Lin,

 

This is how it works right now…

 

The gateway for the whole 44.0.0.0/8 network is amprgw. So any traffic directed to a 44 address from the public internet goes via amprgw.

In turn, the amprgw looks up the requested address in its routing tables and tunnels the request to the proper tunnel endpoint.

For a 44 host to be reachable from the internet, its IP and tunnel endpoint has to be known by amprgw, meaning that unregistered hosts or subnets are not accessible.

Amprgw does not filter traffic, at least not to my knowledge. It is the responsibility of the host owner to do that filtering.

 

The other way around, forwarding traffic from a 44 island to the public internet is again the decision of the systems owner and has to be done via its public gateway, not amprgw.

And in this case, being NATed, the traffic has nothing to do with amprgw and shows up in the internet as regular traffic. And as long it is wired, it does not conflict with any ham policies.

What is happening "on the air" is the responsibility of each user.

 

So, if you want to put a up whatever server you like using 44 addresses, the only way to be accessible from the internet (at least at the moment) is via amprgw, and this is done via tunnels.

There is no workaround at this time, and this is basically what the whole AS and BGP discussion in the last months is all about.

 

If you use 44 addresses without tunneling or private addresses (10, 192.168 et.al.) for your servers it is basically just the same thing. There will be no access from the internet unless you do some  forwarding.
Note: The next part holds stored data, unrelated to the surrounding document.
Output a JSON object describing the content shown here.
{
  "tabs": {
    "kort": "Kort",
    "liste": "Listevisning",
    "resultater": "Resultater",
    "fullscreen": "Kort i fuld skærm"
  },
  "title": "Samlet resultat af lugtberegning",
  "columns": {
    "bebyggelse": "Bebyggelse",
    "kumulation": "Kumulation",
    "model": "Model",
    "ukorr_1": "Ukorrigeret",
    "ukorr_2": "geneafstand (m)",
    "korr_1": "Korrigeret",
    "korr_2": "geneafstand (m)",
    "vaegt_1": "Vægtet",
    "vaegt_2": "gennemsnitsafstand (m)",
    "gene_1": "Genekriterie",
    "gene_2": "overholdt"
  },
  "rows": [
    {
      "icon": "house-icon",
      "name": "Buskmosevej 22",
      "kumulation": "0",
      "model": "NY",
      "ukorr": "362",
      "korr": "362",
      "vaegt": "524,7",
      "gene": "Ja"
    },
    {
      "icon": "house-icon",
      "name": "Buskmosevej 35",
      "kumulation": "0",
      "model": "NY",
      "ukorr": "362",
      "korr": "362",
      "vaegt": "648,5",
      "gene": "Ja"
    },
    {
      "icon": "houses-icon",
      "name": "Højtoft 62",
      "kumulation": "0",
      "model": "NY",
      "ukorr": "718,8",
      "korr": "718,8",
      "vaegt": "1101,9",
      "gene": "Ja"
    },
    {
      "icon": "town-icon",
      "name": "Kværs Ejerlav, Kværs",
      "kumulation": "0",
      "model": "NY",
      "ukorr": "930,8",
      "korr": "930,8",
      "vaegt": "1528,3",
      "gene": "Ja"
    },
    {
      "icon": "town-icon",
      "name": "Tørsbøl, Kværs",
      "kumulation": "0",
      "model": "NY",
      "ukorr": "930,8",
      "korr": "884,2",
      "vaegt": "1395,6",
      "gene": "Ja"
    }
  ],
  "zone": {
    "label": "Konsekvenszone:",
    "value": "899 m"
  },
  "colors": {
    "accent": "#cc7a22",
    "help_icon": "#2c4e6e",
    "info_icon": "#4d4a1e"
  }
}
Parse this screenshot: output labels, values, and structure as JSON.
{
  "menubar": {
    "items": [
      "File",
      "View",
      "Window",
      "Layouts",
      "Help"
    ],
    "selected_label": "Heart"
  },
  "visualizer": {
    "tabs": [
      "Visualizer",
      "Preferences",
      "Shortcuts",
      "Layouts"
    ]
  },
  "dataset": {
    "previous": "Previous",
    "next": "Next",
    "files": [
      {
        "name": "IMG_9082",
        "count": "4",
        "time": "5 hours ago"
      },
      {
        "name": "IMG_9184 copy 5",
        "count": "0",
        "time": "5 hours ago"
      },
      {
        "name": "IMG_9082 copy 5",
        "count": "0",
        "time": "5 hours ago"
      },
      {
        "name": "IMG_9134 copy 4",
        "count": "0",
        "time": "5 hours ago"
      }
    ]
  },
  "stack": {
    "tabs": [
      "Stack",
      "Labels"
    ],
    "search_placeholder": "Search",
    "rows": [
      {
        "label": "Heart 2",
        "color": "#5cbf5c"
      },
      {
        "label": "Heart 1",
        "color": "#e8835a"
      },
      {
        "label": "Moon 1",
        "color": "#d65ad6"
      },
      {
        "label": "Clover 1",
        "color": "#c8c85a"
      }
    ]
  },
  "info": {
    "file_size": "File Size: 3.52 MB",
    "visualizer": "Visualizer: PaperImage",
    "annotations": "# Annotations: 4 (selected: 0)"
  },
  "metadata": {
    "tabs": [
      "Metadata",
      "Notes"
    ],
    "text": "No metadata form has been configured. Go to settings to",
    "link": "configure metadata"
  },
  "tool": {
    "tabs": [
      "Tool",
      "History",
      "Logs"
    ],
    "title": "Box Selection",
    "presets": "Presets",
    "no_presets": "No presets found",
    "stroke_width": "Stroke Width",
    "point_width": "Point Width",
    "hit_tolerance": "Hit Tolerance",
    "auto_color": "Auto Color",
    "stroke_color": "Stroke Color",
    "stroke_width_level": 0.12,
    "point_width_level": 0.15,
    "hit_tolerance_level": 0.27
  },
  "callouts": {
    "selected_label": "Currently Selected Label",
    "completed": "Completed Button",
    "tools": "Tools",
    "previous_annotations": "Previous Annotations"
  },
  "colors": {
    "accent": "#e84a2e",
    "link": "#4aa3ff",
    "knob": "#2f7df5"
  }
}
So no one restricts your right to use this space, but for public internet access you have to join the tunnel project or rely to the same means as in case of using private addresses.

 

YO2LOJ

 

From: 44net-bounces+marius=yo2loj.ro@hamradio.ucsd.edu [mailto:44net-bounces+marius=yo2loj.ro@hamradio.ucsd.edu] On Behalf Of Lin Holcomb
Sent: Saturday, June 09, 2012 17:26
To: AMPRNet working group
Subject: Re: [44net] OpenVPN or *VPN

 

Marius,

I understand that under you system a person on the radio side can reach assets on the internet, but a person on the internet cannont see or use assets on the radio side unless they route thru microshades (which blocks this trafic)  BTW WD4DSY did have a webserver on his address running over a 56K link back in the day.   ?Brian how did this work?

We want to use 44 space for Dstar, IRLP servers, Club Webservers, Weather nodes, APRS gateways and what ever someone dreams up.  Yes I know these could use other means such as 10space or other public IPs, but I am a ham the 44 net is assigned to ham radio use and our projects have just as much of a right to use it as your tunneling project.